1. A driving method for driving a display device, wherein the display device comprises a first driving circuit and a pixel array, and the driving method comprises:

a first mode, receiving a first light emission start signal via the first driving circuit to drive the pixel array, wherein the first light emission start signal comprises a plurality of first pulses, and each of the first pulses has a first duration respectively overlapped with at least a part of a period of each of a first frame and at least one second frame; and

a second mode, receiving a second light emission start signal via the first driving circuit to drive the pixel array, wherein the second light emission start signal comprises a second pulse with a second duration overlapped with at least a part of a period of the first frame, and the second light emission start signal remains at a first level in a period of the at least one second frame.

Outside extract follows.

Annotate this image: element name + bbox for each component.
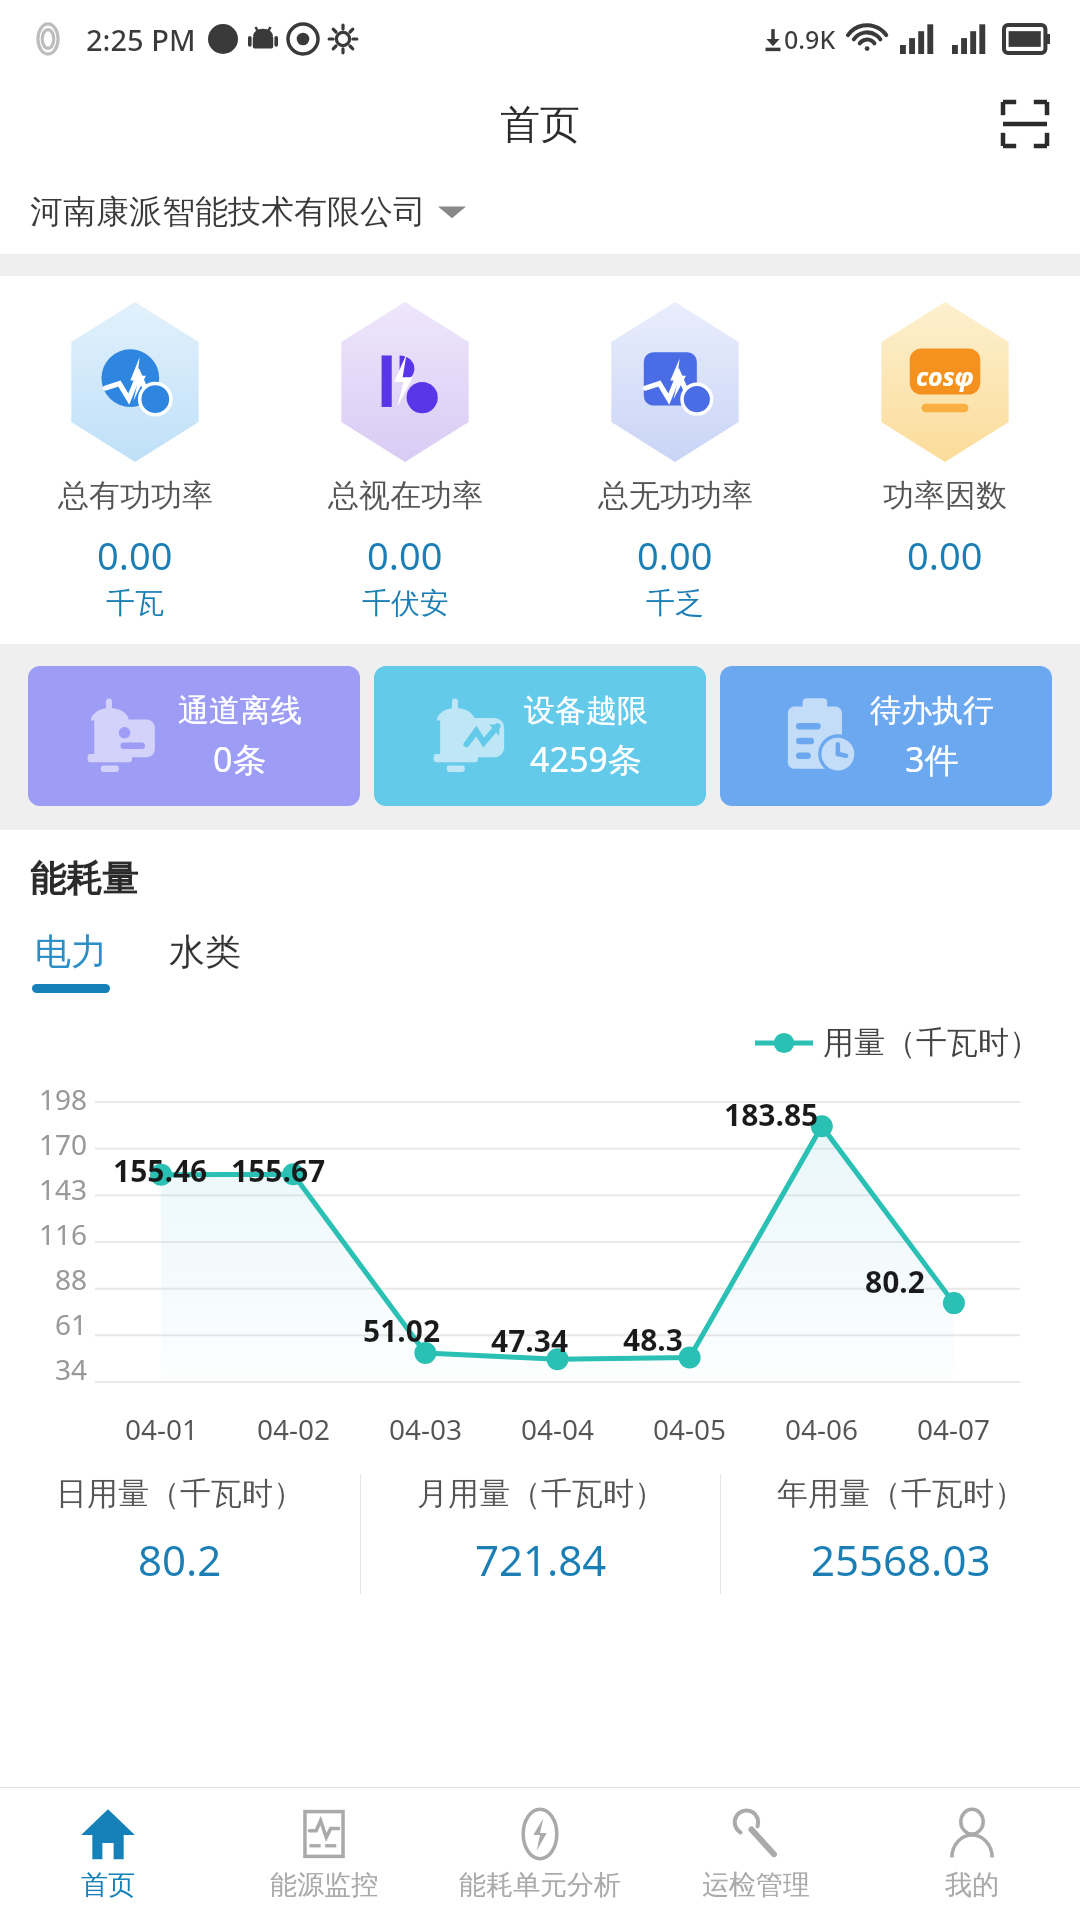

2. The driving method according to claim 1, wherein the display device further comprises a second driving circuit, and the driving method further comprises:

receiving a scanning start signal via the second driving circuit to drive the pixel array, wherein the scanning start signal comprises a third pulse with a third duration within the period of the first frame, and the scanning start signal remains at a second level in the period of the at least one second frame.

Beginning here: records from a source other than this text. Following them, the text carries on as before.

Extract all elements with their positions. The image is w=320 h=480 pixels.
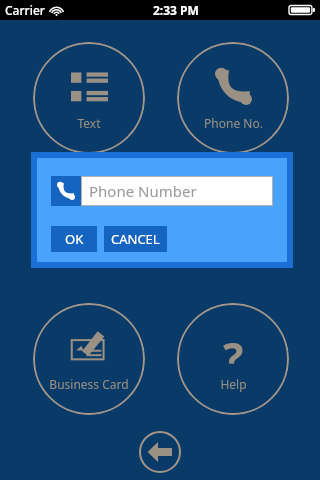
button[interactable]: Business Card [33,303,145,415]
staticText: CANCEL [111,230,160,248]
button[interactable]: Text [33,42,145,154]
staticText: Carrier [5,2,45,18]
staticText: Text [77,115,101,131]
staticText: Business Card [49,376,129,392]
staticText: 2:33 PM [153,2,199,18]
button[interactable]: OK [51,226,97,252]
staticText: Help [220,376,247,392]
staticText: Phone Number [89,181,197,201]
button[interactable]: Phone No. [177,42,289,154]
staticText: Phone No. [204,115,263,131]
button[interactable]: Phone Number [81,176,273,206]
button[interactable]: Back [138,430,182,474]
button[interactable]: ? [177,303,289,415]
staticText: ? [223,329,244,366]
staticText: OK [65,230,84,248]
button[interactable]: CANCEL [104,226,167,252]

3. The driving method according to claim 2, further comprising:

receiving a scanning clock signal via the second driving circuit to drive the pixel array, wherein the scanning clock signal is switched to a third level and a fourth level at least once in the period of the first frame, and the scanning clock signal remains at the third level in the period of the at least one second frame.

4. The driving method according to claim 1, further comprising:

receiving a light emission clock signal via the first driving circuit to drive the pixel array, wherein the light emission clock signal repeatedly switches between a fifth level and a sixth level in the period of the first frame until data corresponding to the first frame is transferred to the pixel array, and after the data corresponding to the first frame is transferred to the pixel array, the light emission clock signal remains at the fifth level.

5. The driving method according to claim 2, wherein the third pulse is overlapped with the second pulse.

6. The driving method according to claim 5, wherein a rising edge of the second pulse of the second light emission start signal precedes the period of the first frame.

7. The driving method according to claim 5, wherein the second duration of the second pulse of the second light emission start signal is within the period of the first frame.

8. The driving method according to claim 1, further comprising:

detecting a pixel array luminance for adjusting the second duration of the second pulse.

9. The driving method according to claim 8, wherein the detecting the pixel array luminance for adjusting the second duration of the second pulse further comprises:

Prolonging the second duration of the second pulse of the second light emission start signal when the pixel array luminance is greater than a luminance threshold value.

10. The driving method according to claim 8, wherein the detecting the pixel array luminance for adjusting the second duration of the second pulse comprises:

shortening the second duration of the second pulse of the second light emission start signal when the pixel array luminance is less than a luminance threshold value.